A pervasive problem here is that there just aren’t enough jobs for everybody. Or at least, not a job that pays well enough to consider. The educational system is lagging behind too, with not enough seats for the millions of young people who need it.
This is papered over by the fact that we have good economic growth rates. But, this is confusing the stock market for the economy. The rate of inequality is also steadily climbing with the percentage of wealth owned by billionaires only being second to Russia.
A government job
But the competition is fierce. Roughly half a million young people took the annual preliminary test for the Bihar Public Services Commission in February, for a total of 281 jobs. For every batch of 2,000 hopefuls, 1,999 will walk away with nothing.

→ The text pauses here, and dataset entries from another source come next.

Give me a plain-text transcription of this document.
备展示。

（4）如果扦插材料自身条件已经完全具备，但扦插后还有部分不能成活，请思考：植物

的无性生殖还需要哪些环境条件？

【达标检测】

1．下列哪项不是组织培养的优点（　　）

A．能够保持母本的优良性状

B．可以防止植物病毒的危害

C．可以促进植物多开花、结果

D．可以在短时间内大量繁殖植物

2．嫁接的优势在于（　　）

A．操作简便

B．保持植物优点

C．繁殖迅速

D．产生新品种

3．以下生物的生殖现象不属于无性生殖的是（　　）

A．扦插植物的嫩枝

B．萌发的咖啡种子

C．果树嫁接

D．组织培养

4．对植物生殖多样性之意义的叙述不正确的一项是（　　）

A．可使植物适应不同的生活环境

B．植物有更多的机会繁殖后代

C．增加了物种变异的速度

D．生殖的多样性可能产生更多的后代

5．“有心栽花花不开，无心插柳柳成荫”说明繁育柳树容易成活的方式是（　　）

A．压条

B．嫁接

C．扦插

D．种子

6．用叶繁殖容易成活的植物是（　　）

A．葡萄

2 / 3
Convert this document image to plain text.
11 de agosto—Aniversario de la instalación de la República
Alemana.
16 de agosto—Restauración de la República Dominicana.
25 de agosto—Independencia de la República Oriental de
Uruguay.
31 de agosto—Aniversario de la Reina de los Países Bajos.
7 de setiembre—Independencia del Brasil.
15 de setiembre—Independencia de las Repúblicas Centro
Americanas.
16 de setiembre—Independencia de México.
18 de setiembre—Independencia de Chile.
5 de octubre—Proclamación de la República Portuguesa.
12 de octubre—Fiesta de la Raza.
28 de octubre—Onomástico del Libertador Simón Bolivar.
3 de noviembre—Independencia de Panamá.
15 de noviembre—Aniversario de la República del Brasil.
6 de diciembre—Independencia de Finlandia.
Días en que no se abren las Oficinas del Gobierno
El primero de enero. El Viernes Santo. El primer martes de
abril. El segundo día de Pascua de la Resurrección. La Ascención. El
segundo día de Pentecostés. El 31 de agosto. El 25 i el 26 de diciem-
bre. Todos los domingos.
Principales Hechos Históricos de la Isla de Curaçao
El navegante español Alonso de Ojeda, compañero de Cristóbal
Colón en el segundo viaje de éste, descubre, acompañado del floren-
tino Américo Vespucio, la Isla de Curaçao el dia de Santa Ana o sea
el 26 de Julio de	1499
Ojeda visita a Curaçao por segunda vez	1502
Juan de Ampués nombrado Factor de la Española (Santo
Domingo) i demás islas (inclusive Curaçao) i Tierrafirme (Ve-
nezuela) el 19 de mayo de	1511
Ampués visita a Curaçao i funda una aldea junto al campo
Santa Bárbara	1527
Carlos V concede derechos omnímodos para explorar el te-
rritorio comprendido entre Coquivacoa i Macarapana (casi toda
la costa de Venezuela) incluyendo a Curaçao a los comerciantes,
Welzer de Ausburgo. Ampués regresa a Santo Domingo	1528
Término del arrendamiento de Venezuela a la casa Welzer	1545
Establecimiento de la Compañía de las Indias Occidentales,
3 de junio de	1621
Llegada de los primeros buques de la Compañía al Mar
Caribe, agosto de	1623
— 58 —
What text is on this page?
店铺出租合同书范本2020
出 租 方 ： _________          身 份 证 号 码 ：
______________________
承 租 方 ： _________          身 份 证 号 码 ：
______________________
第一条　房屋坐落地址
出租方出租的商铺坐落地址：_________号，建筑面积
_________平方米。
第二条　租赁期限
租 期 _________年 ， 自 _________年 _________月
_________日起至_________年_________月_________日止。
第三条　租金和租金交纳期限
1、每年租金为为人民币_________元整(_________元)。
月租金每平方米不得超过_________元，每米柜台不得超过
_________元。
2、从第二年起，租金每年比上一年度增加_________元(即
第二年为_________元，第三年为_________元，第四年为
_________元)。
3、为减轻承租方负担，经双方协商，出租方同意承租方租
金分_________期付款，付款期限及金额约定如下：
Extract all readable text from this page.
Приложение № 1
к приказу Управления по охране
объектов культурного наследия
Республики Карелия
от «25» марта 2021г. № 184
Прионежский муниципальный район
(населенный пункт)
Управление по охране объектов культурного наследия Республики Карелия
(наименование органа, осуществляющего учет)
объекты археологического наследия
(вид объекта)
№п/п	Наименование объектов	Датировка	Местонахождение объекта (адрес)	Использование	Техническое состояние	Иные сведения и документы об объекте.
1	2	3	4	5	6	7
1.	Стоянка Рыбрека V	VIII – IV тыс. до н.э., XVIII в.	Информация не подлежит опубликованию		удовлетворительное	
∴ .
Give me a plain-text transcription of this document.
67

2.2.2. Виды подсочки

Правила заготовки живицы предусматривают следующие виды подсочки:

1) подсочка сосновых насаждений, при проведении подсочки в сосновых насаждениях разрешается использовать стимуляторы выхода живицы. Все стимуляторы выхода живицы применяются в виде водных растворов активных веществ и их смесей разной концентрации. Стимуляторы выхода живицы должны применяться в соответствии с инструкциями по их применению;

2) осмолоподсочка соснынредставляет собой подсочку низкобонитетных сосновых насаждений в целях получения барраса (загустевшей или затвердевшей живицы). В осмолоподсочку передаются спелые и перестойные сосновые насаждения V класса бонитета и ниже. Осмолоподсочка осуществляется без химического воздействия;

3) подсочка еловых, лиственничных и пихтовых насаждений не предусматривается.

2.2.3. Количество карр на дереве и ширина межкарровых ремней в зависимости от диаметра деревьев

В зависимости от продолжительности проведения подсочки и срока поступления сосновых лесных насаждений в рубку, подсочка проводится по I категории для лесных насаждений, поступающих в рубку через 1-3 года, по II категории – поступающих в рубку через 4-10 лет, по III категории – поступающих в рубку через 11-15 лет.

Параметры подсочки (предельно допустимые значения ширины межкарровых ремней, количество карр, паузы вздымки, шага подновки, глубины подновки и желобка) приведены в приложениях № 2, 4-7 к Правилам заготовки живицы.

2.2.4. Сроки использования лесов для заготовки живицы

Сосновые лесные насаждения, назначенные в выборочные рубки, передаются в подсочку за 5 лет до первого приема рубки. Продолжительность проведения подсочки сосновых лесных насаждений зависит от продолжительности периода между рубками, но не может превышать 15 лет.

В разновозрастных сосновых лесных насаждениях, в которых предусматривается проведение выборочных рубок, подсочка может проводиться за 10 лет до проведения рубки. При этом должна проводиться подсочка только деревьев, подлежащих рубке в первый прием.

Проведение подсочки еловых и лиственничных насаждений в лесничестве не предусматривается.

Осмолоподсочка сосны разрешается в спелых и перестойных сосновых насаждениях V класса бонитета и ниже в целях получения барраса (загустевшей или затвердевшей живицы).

Sometimes the only option in a lot of places. The pay and benefits are decent compared to private sector work, especially at the lower level.
The thing I tell my students is think of job hunting like a statistics problem. If job hiring was done by drawing your name at random, in order to get a job you would have to apply to as many openings as the average number of applicants applying at the jobs you are applying for.
Back in the 80s, you would apply to 3 jobs to find one because on average 3 people would apply to an opening. With the birth for the internet, the average job gets dozens of applicants. If it is a tech job, hundreds, and if it is a WFH job with good pay and not a scummy employer - thousands?
If these people did think about it as a statistical problem, they would burn everything down. Which is the prediction because large numbers of people without adequate employment opportunities leads to unstable times.
Seriously, aspiration and hope are the only things keeping them from becoming violent. Because we as a country have failed them.